Through the hard times, she had French to use as a refuge if she wanted to communicate something that she couldn’t find the words for in English.

At a dinning table, she said, she made complimentary remarks, in French, about a guy’s looks, to which the latter responded, in French, “thanks for the compliment.”

Using your other language as a refuge is something that Khelia Manirakiza knows well.

Manirakiza, 20, moved to Canada at 10-years-old from Burundi and has since “lost her roots.”

“I left at a very young age,” she said. “Contrary to my Burundian folks, who try to integrate within the Canadian society, my struggle is that I am trying to find my Burundian roots.”

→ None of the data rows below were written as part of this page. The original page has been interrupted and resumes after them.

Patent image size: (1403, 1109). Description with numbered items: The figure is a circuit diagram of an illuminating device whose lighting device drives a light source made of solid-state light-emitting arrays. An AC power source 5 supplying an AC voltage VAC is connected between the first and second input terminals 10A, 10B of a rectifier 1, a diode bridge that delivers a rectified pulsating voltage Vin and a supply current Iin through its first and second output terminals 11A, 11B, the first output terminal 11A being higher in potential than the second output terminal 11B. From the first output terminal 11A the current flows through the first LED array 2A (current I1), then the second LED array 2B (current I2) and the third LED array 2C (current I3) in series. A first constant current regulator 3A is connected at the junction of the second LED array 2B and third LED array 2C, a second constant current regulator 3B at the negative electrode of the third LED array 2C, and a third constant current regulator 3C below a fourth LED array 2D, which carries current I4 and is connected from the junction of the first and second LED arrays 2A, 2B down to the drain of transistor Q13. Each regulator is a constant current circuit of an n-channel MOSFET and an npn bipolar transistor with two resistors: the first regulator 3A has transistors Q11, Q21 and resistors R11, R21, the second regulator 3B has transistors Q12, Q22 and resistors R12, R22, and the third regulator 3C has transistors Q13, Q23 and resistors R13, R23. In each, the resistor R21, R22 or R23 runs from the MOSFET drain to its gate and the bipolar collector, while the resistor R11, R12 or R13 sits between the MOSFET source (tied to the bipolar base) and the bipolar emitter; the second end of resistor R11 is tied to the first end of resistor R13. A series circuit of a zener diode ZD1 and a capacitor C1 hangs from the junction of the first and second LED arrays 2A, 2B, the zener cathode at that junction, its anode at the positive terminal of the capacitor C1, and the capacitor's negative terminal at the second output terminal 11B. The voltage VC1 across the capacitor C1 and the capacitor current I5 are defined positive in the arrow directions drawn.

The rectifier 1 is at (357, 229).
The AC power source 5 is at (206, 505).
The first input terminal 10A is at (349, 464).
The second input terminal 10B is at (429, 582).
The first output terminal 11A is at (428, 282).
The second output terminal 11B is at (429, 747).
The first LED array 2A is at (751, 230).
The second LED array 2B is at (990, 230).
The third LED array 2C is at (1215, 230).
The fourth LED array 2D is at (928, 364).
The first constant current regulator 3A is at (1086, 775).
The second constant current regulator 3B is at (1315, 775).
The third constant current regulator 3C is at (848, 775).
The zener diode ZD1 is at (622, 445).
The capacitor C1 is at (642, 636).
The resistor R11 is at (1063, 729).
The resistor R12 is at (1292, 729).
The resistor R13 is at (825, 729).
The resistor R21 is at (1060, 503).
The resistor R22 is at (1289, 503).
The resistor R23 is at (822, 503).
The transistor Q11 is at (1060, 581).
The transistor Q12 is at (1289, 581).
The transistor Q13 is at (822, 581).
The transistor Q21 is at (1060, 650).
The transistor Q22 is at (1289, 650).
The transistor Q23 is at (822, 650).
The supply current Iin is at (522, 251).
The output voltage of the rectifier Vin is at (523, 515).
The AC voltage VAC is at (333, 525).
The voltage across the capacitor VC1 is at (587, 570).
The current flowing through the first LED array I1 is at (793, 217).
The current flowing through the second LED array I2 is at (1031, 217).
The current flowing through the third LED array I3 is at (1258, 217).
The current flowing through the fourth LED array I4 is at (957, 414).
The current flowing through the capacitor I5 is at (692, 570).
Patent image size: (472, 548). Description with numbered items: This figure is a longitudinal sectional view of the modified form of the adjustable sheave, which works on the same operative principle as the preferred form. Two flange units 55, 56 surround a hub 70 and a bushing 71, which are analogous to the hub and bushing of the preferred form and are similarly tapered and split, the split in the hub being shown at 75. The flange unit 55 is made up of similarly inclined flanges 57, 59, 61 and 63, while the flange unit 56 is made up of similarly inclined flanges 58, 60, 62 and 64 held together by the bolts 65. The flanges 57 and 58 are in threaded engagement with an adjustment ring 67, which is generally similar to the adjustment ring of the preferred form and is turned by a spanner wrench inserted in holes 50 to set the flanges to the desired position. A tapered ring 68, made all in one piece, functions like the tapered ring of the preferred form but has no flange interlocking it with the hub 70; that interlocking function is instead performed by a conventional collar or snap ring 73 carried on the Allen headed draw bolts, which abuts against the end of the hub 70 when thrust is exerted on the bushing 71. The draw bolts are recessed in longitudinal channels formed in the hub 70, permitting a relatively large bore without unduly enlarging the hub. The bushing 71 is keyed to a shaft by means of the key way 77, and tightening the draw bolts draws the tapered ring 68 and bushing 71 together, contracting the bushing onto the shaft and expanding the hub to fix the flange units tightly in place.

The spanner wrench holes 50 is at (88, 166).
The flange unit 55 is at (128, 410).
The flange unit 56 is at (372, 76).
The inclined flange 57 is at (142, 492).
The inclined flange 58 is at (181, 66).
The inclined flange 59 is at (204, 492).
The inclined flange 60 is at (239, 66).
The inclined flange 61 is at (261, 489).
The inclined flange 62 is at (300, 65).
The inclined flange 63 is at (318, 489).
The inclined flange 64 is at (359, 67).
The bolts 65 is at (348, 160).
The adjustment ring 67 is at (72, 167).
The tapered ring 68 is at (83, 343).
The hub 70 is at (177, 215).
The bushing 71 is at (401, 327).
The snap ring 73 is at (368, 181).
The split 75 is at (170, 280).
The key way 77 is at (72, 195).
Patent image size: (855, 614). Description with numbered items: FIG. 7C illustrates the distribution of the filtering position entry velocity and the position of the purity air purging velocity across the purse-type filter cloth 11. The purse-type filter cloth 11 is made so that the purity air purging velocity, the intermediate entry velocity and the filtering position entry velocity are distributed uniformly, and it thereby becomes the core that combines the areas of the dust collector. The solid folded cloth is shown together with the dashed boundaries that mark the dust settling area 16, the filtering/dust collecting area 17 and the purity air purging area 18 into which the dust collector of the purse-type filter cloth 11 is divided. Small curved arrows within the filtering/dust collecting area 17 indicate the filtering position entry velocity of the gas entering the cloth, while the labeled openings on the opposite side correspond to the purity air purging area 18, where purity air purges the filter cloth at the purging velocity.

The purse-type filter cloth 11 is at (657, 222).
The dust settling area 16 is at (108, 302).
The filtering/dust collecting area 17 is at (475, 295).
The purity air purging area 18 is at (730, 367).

Manirakiza, grew up in Toronto and did not have Burundian friends; the ones she had, her cousins, were conceived in Canada.

Manirakiza, a third-year student in psychology at the University of Ottawa, moved to Ottawa in 2014, a move she described as being “really grateful about.”

“Ottawa has such a strong Burundian community,” she said. “Basically, to me, Ottawa is Burundi 2.0.”

The capital city of Canada has played a role in reconnecting with her culture.

“I had lost my mother’s tongue to this country’s,” Manirakiza said. “And Ottawa has helped to regain it. By meeting, talking to people, listening to their experiences and their stories about Burundi, I live my Burundian life through them.”

Whenever Manirakiza is made fun of by her Burundian friends, for misusing a word or mispronouncing it, she quickly retreats to the two languages in which she is most comfortable: English and French.

Manirakiza, who wanted to learn the Burundian language and culture, counted on her mother, who wanted to learn English. They both had to rely on each other to achieve their goals.

“From 3 p.m. to 7 p.m. we would speak Kirundi or English,” Manirakiza said. “From 7 p.m. until we go to bed, vice-versa. We both had to practice because my mom had to fit in.”

Being bilingual also means that, at times, I must do literal translations which in most cases, depending on the language, comes off odd.

Literal translation of a French sentence to English has a high chance of leaving the listener scratching their head.

Rothonca has still struggle with “G” which is pronounced differently in French than English. So is the letter “J.”

“Sometimes, when spelling,” she said, “I have to be precise that I mean ‘G’ like ‘Gaga’ and ‘J’ for ‘Juice.’”

Manirakiza is unable to give you a full movie review in Kirundi, if she’s able, she said, it’s very excruciating.